RDR: What are a few clinical signs of FCS?
Rader: So when someone presents with acute pancreatitis in a hospital setting, very high triglycerides consistent with familial chylomicronemia syndrome is something that really should always be on the differential. Of course there are other causes of pancreatitis, but that's something that doctors ought to consider. And then, if they notice that the blood happens to be sort of creamy-looking, that's often the trigger, the sign, that this is a condition of FCS that really requires management of the triglycerides. There are other signs, sometimes in the eyes, lipemia retinalis, that can be a clue, but really, nowadays, it's the look of the blood and then, ultimately, the measurement of the triglycerides that really tips it off.
RDR: Have there been any new findings regarding FCS?
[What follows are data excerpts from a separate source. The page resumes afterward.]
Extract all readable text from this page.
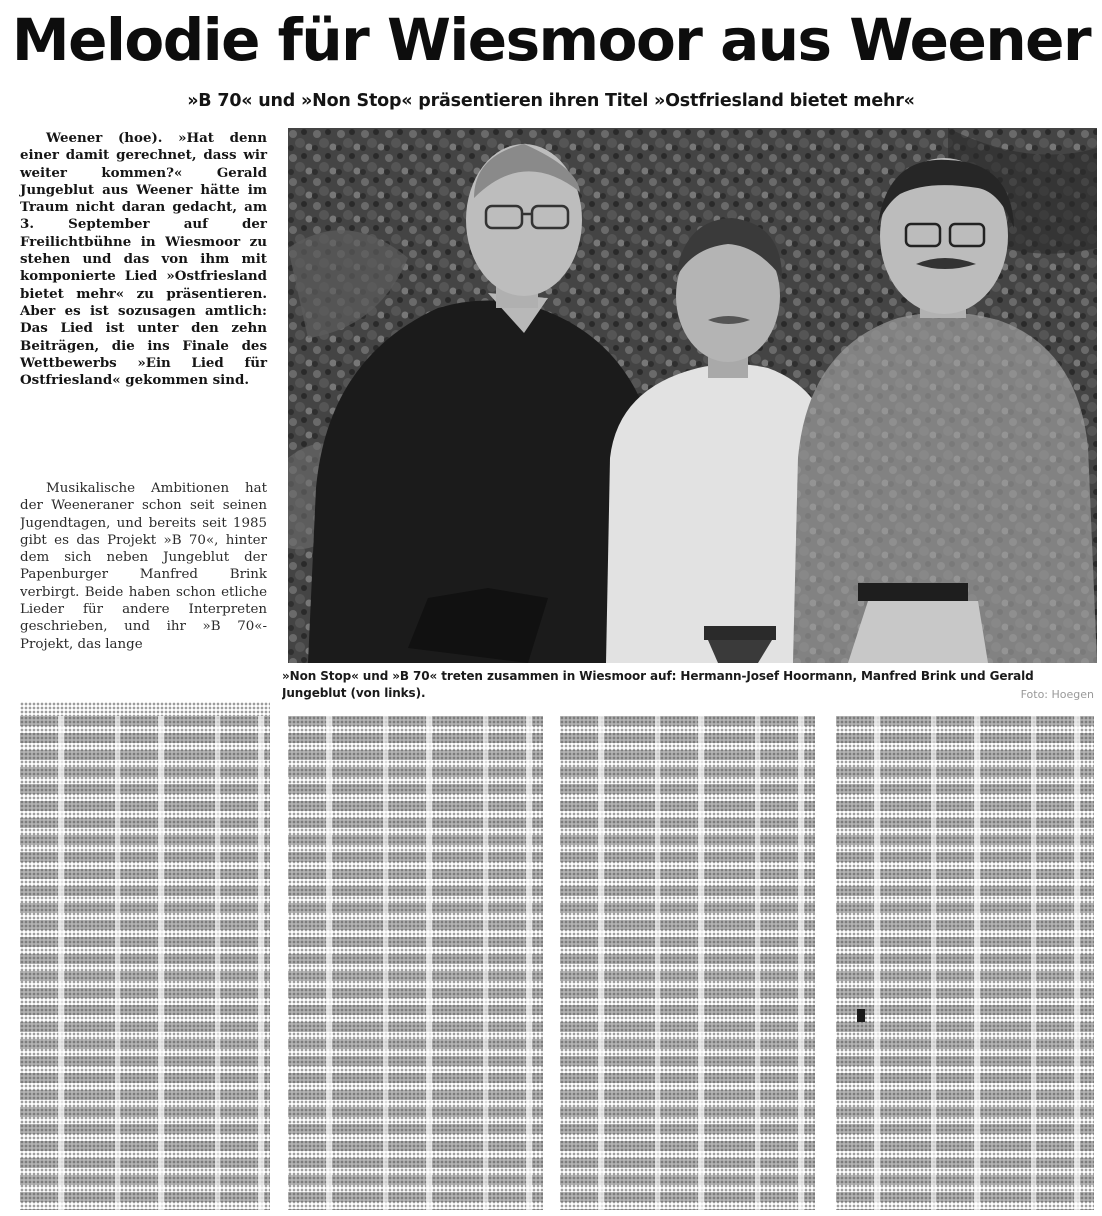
Melodie für Wiesmoor aus Weener
»B 70« und »Non Stop« präsentieren ihren Titel »Ostfriesland bietet mehr«

Weener (hoe). »Hat denn einer damit gerechnet, dass wir weiter kommen?« Gerald Jungeblut aus Weener hätte im Traum nicht daran gedacht, am 3. September auf der Freilichtbühne in Wiesmoor zu stehen und das von ihm mit komponierte Lied »Ostfriesland bietet mehr« zu präsentieren. Aber es ist sozusagen amtlich: Das Lied ist unter den zehn Beiträgen, die ins Finale des Wettbewerbs »Ein Lied für Ostfriesland« gekommen sind.

Musikalische Ambitionen hat der Weeneraner schon seit seinen Jugendtagen, und bereits seit 1985 gibt es das Projekt »B 70«, hinter dem sich neben Jungeblut der Papenburger Manfred Brink verbirgt. Beide haben schon etliche Lieder für andere Interpreten geschrieben, und ihr »B 70«-Projekt, das lange

»Non Stop« und »B 70« treten zusammen in Wiesmoor auf: Hermann-Josef Hoormann, Manfred Brink und Gerald Jungeblut (von links).	Foto: Hoegen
Rader: Yeah, I mean one of the exciting things about FCS is the new therapies that are in development. And it's really exciting. There's a therapy that targets a protein called APOC-3, and by inhibiting the production of that protein, actually data now show very clearly that patients with FCS have quite remarkable reductions in triglycerides. A recent study - large study - basically showed that there was a 77% reduction in triglycerides, and suggests that there was real reduction in pancreatitis, so that's one. There's another protein called ANGPTL3 that, when you inhibit that, the data are suggesting that that may be another approach to treating FCS. So, it's exciting times for treatment of this disorder. We're hoping that over the next few years, we're actually going to have new therapies that we can really use for our patients with this condition.
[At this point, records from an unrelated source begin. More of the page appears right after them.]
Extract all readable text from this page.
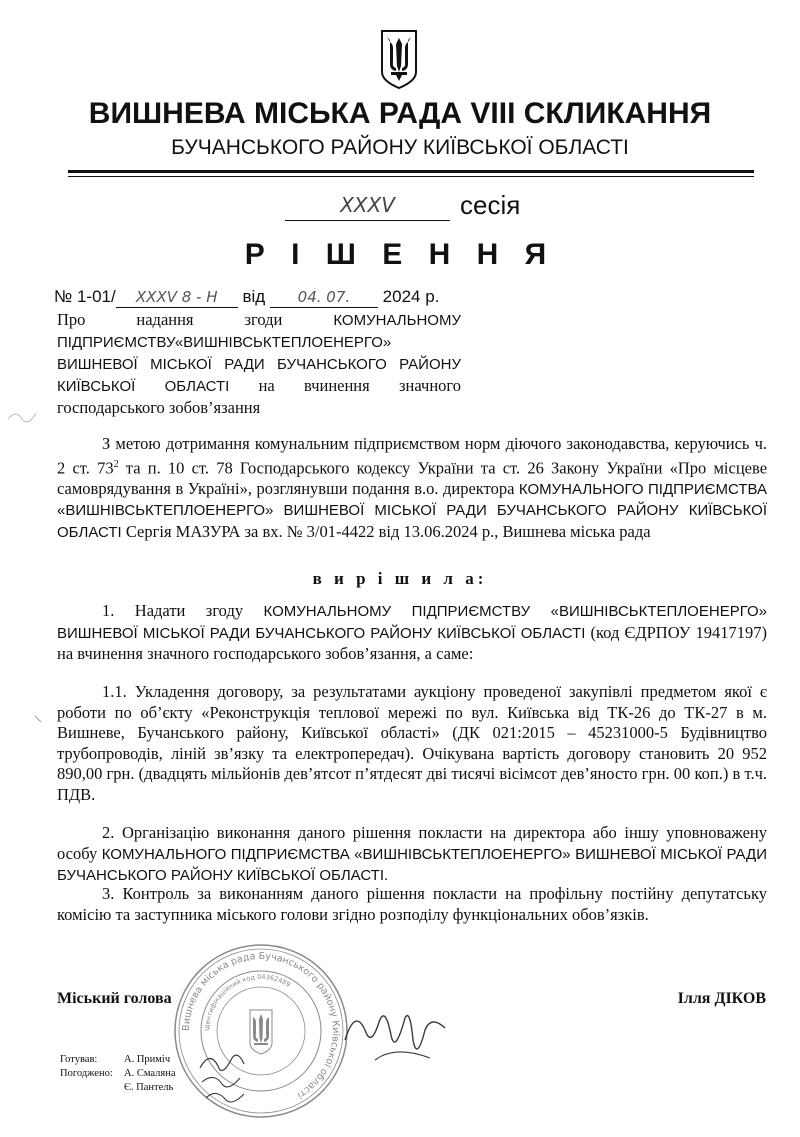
ВИШНЕВА МІСЬКА РАДА VIII СКЛИКАННЯ
БУЧАНСЬКОГО РАЙОНУ КИЇВСЬКОЇ ОБЛАСТІ
XXXV	сесія
Р І Ш Е Н Н Я
№ 1-01/ XXXV 8 - Н від 04. 07. 2024 р.
Про надання згоди	КОМУНАЛЬНОМУ ПІДПРИЄМСТВУ«ВИШНІВСЬКТЕПЛОЕНЕРГО» ВИШНЕВОЇ МІСЬКОЇ РАДИ БУЧАНСЬКОГО РАЙОНУ КИЇВСЬКОЇ ОБЛАСТІ на вчинення значного господарського зобов’язання
З метою дотримання комунальним підприємством норм діючого законодавства, керуючись ч. 2 ст. $73^2$ та п. 10 ст. 78 Господарського кодексу України та ст. 26 Закону України «Про місцеве самоврядування в Україні», розглянувши подання в.о. директора КОМУНАЛЬНОГО ПІДПРИЄМСТВА «ВИШНІВСЬКТЕПЛОЕНЕРГО» ВИШНЕВОЇ МІСЬКОЇ РАДИ БУЧАНСЬКОГО РАЙОНУ КИЇВСЬКОЇ ОБЛАСТІ Сергія МАЗУРА за вх. № 3/01-4422 від 13.06.2024 р., Вишнева міська рада
в и р і ш и л а:
1. Надати згоду КОМУНАЛЬНОМУ ПІДПРИЄМСТВУ «ВИШНІВСЬКТЕПЛОЕНЕРГО» ВИШНЕВОЇ МІСЬКОЇ РАДИ БУЧАНСЬКОГО РАЙОНУ КИЇВСЬКОЇ ОБЛАСТІ (код ЄДРПОУ 19417197) на вчинення значного господарського зобов’язання, а саме:
1.1. Укладення договору, за результатами аукціону проведеної закупівлі предметом якої є роботи по об’єкту «Реконструкція теплової мережі по вул. Київська від ТК-26 до ТК-27 в м. Вишневе, Бучанського району, Київської області» (ДК 021:2015 – 45231000-5 Будівництво трубопроводів, ліній зв’язку та електропередач). Очікувана вартість договору становить 20 952 890,00 грн. (двадцять мільйонів дев’ятсот п’ятдесят дві тисячі вісімсот дев’яносто грн. 00 коп.) в т.ч. ПДВ.
2. Організацію виконання даного рішення покласти на директора або іншу уповноважену особу КОМУНАЛЬНОГО ПІДПРИЄМСТВА «ВИШНІВСЬКТЕПЛОЕНЕРГО» ВИШНЕВОЇ МІСЬКОЇ РАДИ БУЧАНСЬКОГО РАЙОНУ КИЇВСЬКОЇ ОБЛАСТІ.
3. Контроль за виконанням даного рішення покласти на профільну постійну депутатську комісію та заступника міського голови згідно розподілу функціональних обов’язків.
Вишнева міська рада Бучанського району Київської області
Ідентифікаційний код 04362489
Міський голова	Ілля ДІКОВ
Готував:	А. Приміч
Погоджено: А. Смаляна
Є. Пантель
RDR: What are your thoughts on the current state of FCS awareness?
Rader: Well, there's no question that not enough patients or doctors know about FCS, and we know that there are patients out there who haven't been appropriately diagnosed and appropriately treated. So, there is a need for more information and there's, I think, a desire to try to figure out how we can get more information out to patients and doctors. There's also, by the way, a real need for
a good global registry of patients with FCS. It is a rare condition, and because it's rare, we need to really try to gather as many patients as we can, and really track them over time to have a better understanding of the natural history, and also be able to get information to these people when new therapies do come along, or there are new clinical trials that they might be eligible for.